= Australasian Proteomics Society =

The Australasian Proteomics Society (APS) is a learned society formed in 2004 from the Lorne Proteomics Symposia (LPS) meetings. The APS was expanded to include the Australian Electrophoresis and Proteomics Society (a society formed in 1994 in Sydney, Australia and originally called the Australian Electrophoresis Society, part of the International Council of Electrophoresis Societies). The Lorne Proteomics Symposia meetings can trace their roots to the original Specialist Protein Analysis Workshop (SPAW) founded by Robert L. Moritz and Richard J. Simpson. These meetings began in 1994 as an offshoot of the Lorne Protein Meeting. (established in 1974) to address the needs of protein purification and analysis technologies rapidly under development in the 1980s. The founding president and vice president were Simpson and Moritz. The current president is Stuart Cordwell. In 2004, an Australasia-wide committee was formed to fully disseminate the activities of the APS and provide a regional society to include New Zealand and other interested Asian countries to be a focal hub in the Pacific for the Human Proteome Organization.
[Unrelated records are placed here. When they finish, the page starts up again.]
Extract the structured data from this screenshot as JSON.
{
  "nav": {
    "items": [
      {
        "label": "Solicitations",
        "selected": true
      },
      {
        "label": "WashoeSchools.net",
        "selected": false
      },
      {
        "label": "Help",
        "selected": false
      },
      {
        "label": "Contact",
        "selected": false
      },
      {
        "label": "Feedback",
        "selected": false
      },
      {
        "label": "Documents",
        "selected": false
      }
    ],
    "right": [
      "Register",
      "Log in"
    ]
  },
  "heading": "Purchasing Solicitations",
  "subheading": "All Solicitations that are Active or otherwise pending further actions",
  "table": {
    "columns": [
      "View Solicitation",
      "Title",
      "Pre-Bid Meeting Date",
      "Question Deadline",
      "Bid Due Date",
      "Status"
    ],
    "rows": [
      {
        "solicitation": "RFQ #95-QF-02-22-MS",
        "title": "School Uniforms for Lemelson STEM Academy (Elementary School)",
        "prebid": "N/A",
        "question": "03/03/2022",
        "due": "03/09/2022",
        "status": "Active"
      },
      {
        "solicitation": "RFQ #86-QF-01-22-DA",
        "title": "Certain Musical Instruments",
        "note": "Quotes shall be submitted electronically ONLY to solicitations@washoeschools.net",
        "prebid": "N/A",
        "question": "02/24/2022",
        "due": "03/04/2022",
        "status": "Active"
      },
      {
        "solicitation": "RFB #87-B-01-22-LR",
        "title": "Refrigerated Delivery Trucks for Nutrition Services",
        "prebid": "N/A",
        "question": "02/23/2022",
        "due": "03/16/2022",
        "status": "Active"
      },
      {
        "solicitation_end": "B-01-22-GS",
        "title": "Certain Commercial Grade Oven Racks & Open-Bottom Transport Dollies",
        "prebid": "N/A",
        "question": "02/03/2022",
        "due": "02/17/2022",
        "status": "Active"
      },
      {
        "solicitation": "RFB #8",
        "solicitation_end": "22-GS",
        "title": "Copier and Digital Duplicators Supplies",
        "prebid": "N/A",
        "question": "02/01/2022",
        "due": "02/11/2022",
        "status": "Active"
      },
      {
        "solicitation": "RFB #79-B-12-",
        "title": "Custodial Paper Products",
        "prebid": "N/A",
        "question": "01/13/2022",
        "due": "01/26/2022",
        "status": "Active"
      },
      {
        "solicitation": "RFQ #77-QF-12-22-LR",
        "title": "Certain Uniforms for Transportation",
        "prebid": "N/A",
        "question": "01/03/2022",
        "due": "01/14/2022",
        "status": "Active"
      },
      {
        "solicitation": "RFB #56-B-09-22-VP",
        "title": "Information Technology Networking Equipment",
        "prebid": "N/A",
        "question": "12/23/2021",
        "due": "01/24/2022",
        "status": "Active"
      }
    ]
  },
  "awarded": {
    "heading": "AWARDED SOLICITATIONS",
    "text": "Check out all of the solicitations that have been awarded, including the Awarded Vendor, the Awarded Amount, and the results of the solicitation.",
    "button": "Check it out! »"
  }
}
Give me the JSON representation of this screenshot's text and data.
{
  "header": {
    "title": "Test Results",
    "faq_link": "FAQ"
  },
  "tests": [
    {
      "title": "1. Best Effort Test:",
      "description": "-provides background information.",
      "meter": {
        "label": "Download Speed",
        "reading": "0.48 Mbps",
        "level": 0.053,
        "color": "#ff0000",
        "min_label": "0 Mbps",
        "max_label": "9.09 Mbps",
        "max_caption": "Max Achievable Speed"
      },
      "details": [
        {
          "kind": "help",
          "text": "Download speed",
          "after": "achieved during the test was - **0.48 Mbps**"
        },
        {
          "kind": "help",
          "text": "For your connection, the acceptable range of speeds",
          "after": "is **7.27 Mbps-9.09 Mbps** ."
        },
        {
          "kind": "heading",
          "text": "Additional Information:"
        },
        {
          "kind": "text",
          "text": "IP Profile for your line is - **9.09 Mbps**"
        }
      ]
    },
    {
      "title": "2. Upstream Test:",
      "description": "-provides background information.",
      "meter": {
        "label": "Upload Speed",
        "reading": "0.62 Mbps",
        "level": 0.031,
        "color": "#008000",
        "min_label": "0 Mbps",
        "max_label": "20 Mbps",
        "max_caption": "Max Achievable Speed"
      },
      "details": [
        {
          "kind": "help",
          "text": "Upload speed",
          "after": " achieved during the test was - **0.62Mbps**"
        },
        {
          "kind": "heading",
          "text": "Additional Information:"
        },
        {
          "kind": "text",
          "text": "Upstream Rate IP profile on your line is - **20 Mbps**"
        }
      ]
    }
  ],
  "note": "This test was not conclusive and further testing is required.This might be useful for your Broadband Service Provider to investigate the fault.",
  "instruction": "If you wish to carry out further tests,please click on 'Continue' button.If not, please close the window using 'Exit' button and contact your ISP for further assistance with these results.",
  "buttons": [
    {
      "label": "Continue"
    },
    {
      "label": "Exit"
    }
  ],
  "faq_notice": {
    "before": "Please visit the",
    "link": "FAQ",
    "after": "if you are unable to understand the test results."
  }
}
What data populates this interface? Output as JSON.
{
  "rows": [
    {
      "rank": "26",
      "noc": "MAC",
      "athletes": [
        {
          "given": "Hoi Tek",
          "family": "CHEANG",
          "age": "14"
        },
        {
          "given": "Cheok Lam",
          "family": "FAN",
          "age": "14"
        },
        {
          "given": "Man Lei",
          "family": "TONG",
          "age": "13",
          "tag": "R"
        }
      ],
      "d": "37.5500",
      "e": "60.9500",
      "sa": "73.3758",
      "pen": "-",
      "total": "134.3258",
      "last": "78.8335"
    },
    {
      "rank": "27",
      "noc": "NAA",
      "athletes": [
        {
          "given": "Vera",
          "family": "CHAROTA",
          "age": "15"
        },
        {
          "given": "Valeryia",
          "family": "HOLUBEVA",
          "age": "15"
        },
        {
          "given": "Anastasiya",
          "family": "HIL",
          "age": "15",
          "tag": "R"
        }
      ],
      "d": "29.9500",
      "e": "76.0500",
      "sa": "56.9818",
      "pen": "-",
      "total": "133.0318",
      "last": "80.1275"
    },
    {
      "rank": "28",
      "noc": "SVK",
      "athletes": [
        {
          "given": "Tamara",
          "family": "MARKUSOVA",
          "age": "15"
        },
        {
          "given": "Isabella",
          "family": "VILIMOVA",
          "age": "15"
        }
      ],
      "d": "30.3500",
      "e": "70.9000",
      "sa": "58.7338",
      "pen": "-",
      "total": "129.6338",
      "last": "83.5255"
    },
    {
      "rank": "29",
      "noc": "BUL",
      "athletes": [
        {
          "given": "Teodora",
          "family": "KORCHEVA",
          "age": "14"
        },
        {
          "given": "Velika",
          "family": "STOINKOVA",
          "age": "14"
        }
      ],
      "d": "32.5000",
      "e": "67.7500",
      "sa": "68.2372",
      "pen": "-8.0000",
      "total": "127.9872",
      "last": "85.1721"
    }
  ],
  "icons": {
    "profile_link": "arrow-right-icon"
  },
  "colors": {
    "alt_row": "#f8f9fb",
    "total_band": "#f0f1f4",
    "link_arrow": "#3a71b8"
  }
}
The aims of the APS are to promote and facilitate proteomics research and related topics. The APS acts a liaison body for communication with state and federal government as well as a central point for the coordination of proteome-related programmes and resources. The APS is a member of the Asia Oceania Human Proteome Organization.

== Meetings ==
The APS organizes a four-day annual meeting called the Lorne Proteomics Symposium, traditional starting on the first Thursday of February, in Lorne, Victoria. In addition, the APS is active in organizing other symposia both in Australia and in New Zealand.